Unnamed: 0_level_0,Open,High,Low,Close,Adj Close,Volume
Date,Unnamed: 1_level_1,Unnamed: 2_level_1,Unnamed: 3_level_1,Unnamed: 4_level_1,Unnamed: 5_level_1,Unnamed: 6_level_1
2010-08-31,84.139999,84.658997,83.732002,84.139999,84.139999,0.0
2010-09-01,84.370003,84.550003,84.022003,84.406998,84.406998,0.0
2010-09-02,84.269997,85.192001,84.169998,84.25,84.25,0.0
2010-09-05,84.419998,84.482002,84.029999,84.43,84.43,0.0
2010-09-06,84.129997,84.251999,83.519997,84.120003,84.120003,0.0


In [10]:
from statsmodels.tsa.stattools import adfuller

#drop NaN values to avoid messing up the calculations in the test
jpy_exchange_rate.dropna(inplace=True)
result = adfuller(jpy_exchange_rate['Adj Close'])
result

(-1.00708018379616,
 0.7506732152030301,
 6,
 1817,
 {'1%': -3.4339540519343137,
  '10%': -2.5676175211639354,
  '5%': -2.8631319880806281},
 3382.587173599476)

The result, which is a t-score of about -1.0, cannot reject the null hypothesis (that lambda == 0) at 90% confidence. Consequently, we cannot prove (via ADF test) that the exchange rate is NOT a geometric random walk. However, we can at least reassure that it is not a trending strategy, since lambda is not positive.

## Calculating the Hurst Exponent

By calculating the Hurst Exponent, via the formula for measuring the speed of diffusion, we can find out whether or not a series is stationary or non-stationary. The null hypothesis for the Hurst exponent (0 < H < 1), is H == 0.5, which indicates a Geomtric Brownian Motion. If H < 0.5, the series is more mean-reverting and more likely to be stationary. On the other hand, if H > 0.5, then the series is more trending and more likely to be non-stationary. The closer H is to 1, the more strongly trending it is; likewise, the closer H is to 0, the more strongly mean-reverting the series is.

autocorrelation: The correlation between two different versions of the same time series - once in its normal form, and another that is a lagged version of the time series

In [21]:
from numpy import cumsum, log, polyfit, sqrt, std, subtract
from numpy.random import randn

#source code: https://www.quantstart.com/articles/Basics-of-Statistical-Mean-Reversion-Testing
def hurst(ts):
    """Returns the Hurst Exponent of the time series vector ts"""
    # Create the range of lag values
    lags = range(2, 100)

    # Calculate the array of the variances of the lagged differences
    tau = [sqrt(std(subtract(ts[lag:], ts[:-lag]))) for lag in lags]

    # Use a linear fit to estimate the Hurst Exponent
    poly = polyfit(log(lags), log(tau), 1)

    # Return the Hurst exponent from the polyfit output
    return poly[0]*2.0

# Create a Gometric Brownian Motion, Mean-Reverting and Trending Series
gbm = log(cumsum(randn(100000))+1000)
mr = log(randn(100000)+1000)
tr = log(cumsum(randn(100000)+1)+1000)

# Output the Hurst Exponent for each of the above series
# and the price of Google (the Adjusted Close price) for 
# the ADF test given above in the article.

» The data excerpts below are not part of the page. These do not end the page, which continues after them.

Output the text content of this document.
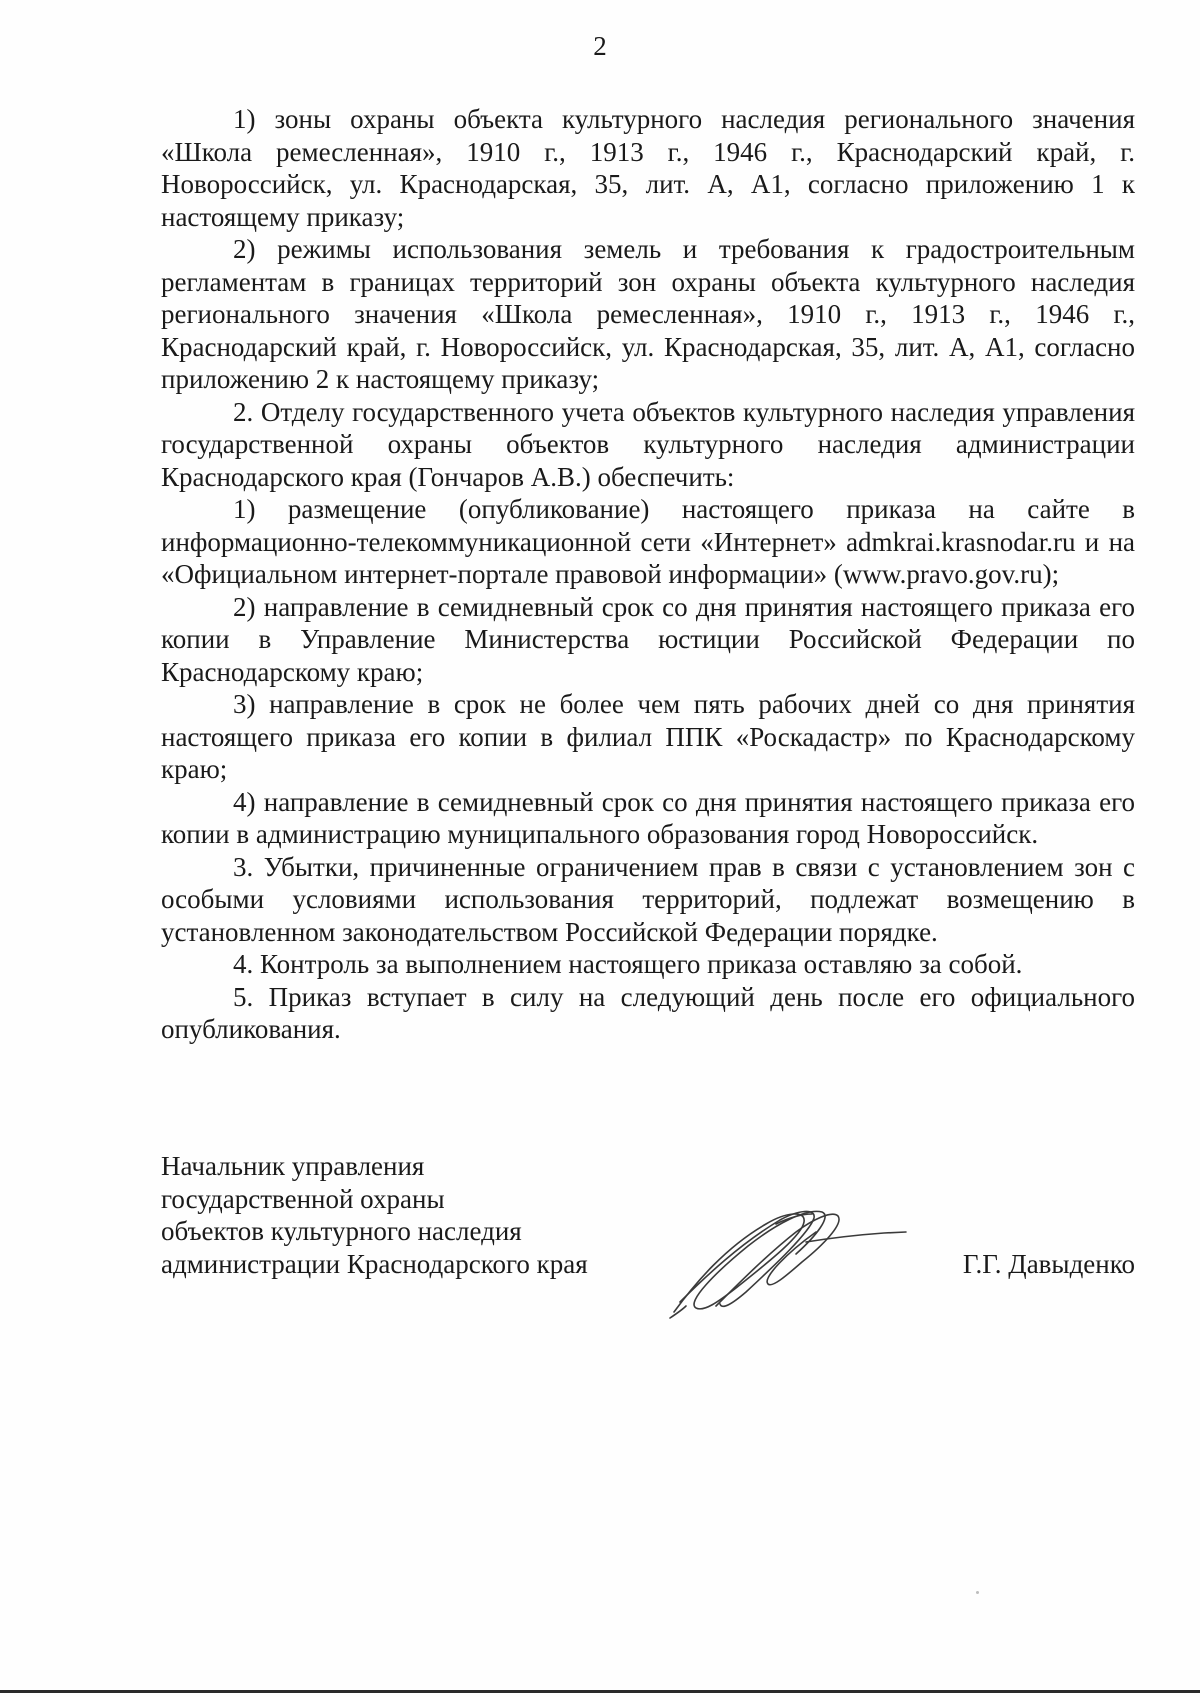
2

1) зоны охраны объекта культурного наследия регионального значения «Школа ремесленная», 1910 г., 1913 г., 1946 г., Краснодарский край, г. Новороссийск, ул. Краснодарская, 35, лит. А, А1, согласно приложению 1 к настоящему приказу;

2) режимы использования земель и требования к градостроительным регламентам в границах территорий зон охраны объекта культурного наследия регионального значения «Школа ремесленная», 1910 г., 1913 г., 1946 г., Краснодарский край, г. Новороссийск, ул. Краснодарская, 35, лит. А, А1, согласно приложению 2 к настоящему приказу;

2. Отделу государственного учета объектов культурного наследия управления государственной охраны объектов культурного наследия администрации Краснодарского края (Гончаров А.В.) обеспечить:

1) размещение (опубликование) настоящего приказа на сайте в информационно-телекоммуникационной сети «Интернет» admkrai.krasnodar.ru и на «Официальном интернет-портале правовой информации» (www.pravo.gov.ru);

2) направление в семидневный срок со дня принятия настоящего приказа его копии в Управление Министерства юстиции Российской Федерации по Краснодарскому краю;

3) направление в срок не более чем пять рабочих дней со дня принятия настоящего приказа его копии в филиал ППК «Роскадастр» по Краснодарскому краю;

4) направление в семидневный срок со дня принятия настоящего приказа его копии в администрацию муниципального образования город Новороссийск.

3. Убытки, причиненные ограничением прав в связи с установлением зон с особыми условиями использования территорий, подлежат возмещению в установленном законодательством Российской Федерации порядке.

4. Контроль за выполнением настоящего приказа оставляю за собой.

5. Приказ вступает в силу на следующий день после его официального опубликования.

Начальник управления
государственной охраны
объектов культурного наследия
администрации Краснодарского края	Г.Г. Давыденко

Testing the hurst function
print(hurst(gbm))
print(hurst(mr))
print(hurst(tr))
# Assuming you have run the above code to obtain 'goog'!
print(hurst(jpy_exchange_rate['Adj Close']))

0.505024502023
-0.000154920578908
0.954821520778
0.546462512592


Here, we can see that the Hurst Exponent obtained for the USD.JPY currency exchange rate is approximately 0.55. In other words, the Hurst Exponent is telling us that the USD.JPY series is slightly trending.